La grande mostra visibile fino al 28 gennaio al Muzeul National de Arta di Timisoara fornisce all’artista e saggista Roberto Floreani lo spunto per una riflessione sul grande Constantin Brȃncuşi
L’organizzazione di eventi importanti in aree fino ad oggi dimenticate, o, ancor peggio, saccheggiate nel corso dei decenni, è uno dei – non molti – benefici della globalizzazione. Così è la grande mostra al Muzeul National de Arta di Timisoara, in Romania, dedicata al fenomenale scultore-sciamano rumeno Constantin Brȃncuşi (1876-1957). Fino ad oggi monopolizzato solo dal mondo che conta, soprattutto da Parigi, sua città d’adozione artistica. Brâncuşi richiede quasi sempre una citazione a parte, ben oltre la ricerca plastica del XX° secolo, in una sorta di area-aura protetta, di fatto irraggiungibile. Dove il progetto ambisce all’assoluto, all’irripetibile, dove il confronto con gli altri scultori si rivela azzardato, incompleto, spesso forzato.
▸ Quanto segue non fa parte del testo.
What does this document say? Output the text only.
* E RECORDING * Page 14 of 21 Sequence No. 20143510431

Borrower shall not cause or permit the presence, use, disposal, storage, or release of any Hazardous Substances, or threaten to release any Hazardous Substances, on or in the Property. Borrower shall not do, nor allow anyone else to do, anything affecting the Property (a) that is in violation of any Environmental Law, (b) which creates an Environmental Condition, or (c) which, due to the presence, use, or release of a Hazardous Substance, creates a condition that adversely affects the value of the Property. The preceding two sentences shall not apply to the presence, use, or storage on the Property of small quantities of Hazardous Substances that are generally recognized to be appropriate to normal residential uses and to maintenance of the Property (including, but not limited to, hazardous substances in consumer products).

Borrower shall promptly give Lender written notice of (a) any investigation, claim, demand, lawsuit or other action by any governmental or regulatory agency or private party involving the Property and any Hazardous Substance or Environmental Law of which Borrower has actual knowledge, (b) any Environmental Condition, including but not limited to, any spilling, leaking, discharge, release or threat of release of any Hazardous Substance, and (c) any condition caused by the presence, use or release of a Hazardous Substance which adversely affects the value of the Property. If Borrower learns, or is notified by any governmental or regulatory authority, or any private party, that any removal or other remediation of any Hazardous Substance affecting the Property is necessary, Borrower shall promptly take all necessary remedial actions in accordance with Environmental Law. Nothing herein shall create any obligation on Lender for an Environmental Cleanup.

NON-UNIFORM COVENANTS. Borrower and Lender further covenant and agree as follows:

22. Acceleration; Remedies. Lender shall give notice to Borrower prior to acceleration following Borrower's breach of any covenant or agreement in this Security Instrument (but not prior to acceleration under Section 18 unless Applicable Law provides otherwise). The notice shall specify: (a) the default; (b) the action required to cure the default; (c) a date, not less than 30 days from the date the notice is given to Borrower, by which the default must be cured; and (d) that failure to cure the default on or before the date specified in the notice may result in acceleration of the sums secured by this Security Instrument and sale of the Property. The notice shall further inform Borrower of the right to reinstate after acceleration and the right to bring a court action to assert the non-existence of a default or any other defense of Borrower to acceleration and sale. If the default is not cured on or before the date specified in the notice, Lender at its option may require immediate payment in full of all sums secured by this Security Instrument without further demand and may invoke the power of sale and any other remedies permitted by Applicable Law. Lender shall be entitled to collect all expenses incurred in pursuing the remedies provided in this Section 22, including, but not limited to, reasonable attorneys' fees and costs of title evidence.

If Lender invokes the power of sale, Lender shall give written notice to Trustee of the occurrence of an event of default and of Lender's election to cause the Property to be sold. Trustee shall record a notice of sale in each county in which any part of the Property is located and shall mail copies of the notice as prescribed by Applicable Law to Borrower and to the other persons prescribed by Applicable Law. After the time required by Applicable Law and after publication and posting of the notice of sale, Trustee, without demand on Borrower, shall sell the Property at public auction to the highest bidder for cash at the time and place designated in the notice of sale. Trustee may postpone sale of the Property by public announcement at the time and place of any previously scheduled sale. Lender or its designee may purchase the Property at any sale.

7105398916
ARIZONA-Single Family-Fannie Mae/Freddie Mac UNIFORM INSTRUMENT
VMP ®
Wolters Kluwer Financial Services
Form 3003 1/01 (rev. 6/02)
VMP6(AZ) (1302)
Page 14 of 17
Brȃncuşi, il solitario, è figlio umile della sua terra, nato a Hobitza, in un villaggio rurale sperduto dell’Oltenia, nella Romania centrale. Origine di cui mantiene la semplicità, la durezza, la visionarietà, tanto da intraprendere nel 1904 il suo viaggio verso Parigi, capitale mondiale dell’arte, sacco in spalla, a piedi. L’attraversamento lento e immaginifico dell’Ungheria, dell’Austria, della Germania, rivela la profonda dimensione interiore dell’artista, il suo confrontarsi con il tempo in modo altro, considerando il viaggio come un pellegrinaggio. Così sarà il suo approccio ai materiali grezzi: marmo, bronzo, legno, gesso. La sua ricerca metodica, centrata sugli opposti, nella costante ricerca della perfezione, del punto zero oltre il quale non c’è più nulla da togliere. E la forma mira all’assoluto, all’irripetibile, all’irrinunciabile.
Un racconto primario
Le sue forme privilegiate avranno la rotondità ovoidale dei primordi e, allo stesso tempo, del prossimo venturo: volumi precipitati dallo spazio, dall’oscura profondità dei cieli. Brâncuşi sarà alla costante ricerca della verità nell’opera e il suo ideale artistico sarà semplice, essenziale, votato ad un racconto primario, senza fronzoli. Senza ulteriori spiegazioni se non quelle che scaturiscono dalla forma intesa nel suo valore più alto, cioè quando ambisce a raccogliere l’essenza ultima di ciò che rappresenta. La sua purezza formale e introspettiva raccoglie tutte le istanze della fase eroica dell’Astrattismo, anche se lo stesso artista ne capovolgerà la definizione stessa, stigmatizzandola: “Quelli che definiscono il mio lavoro astratto sono degli imbecilli. Ciò che chiamano astratto è in realtà la cosa più realistica, perché ciò che è reale non è l’esterno ma l’idea, l’essenza delle cose”.
Un altro artista, l’ennesimo, che forgia la propria consistenza concettuale affrontandone le insidie, decodificandone ogni possibile supposizione critica, ogni velleitaria lettura dall’esterno. Per forza di cose spesso inadeguata, forzata, distante dalle sue stesse intenzioni. Ma nella realtà ultima quello di Brȃncuşi è un pensiero astratto, rivolto all’impalpabilità dello spirito dell’Asia, guardando quindi ad Occidente per le occasioni ma ad Oriente per le intenzioni, sprofondandosi nel misticismo indiano e nel confucianesimo cinese. Che lo porterà a dividere le serate parigine con Marcel Duchamp e con un giovane e visionario Eza Pound, rapito dal significato ulteriore dell’ideogramma.
Oltre il materialismo
Come Steiner con il suo Goetheanum, anche Brâncuşi, illuminato da un viaggio in India dal ’33 al ’37, progetterà un tempio a forma di uovo. E, pur non realizzandolo, subirà la folgorazione del veggente e monaco tibetano Milarepa, fondendo magicamente culture differenti. Dove il materiale della terra e l’impalpabile dell’aria si combinano consegnandoci forme e significati oltre l’uomo, fuori dal tempo e dallo spazio. La conoscenza anche a distanza di Brȃncuşi non può che rivelarsi salvifica, il suo procedere sfidando il reale una guida oltre il materialismo. Dove i messaggi dei giganti di quegli anni – Steiner, Hilma af Klint, Gurdjieff, Uspenskij, Milarepa, Boccioni, Malević – ci sussurrano la strada, vibrando all’unisono.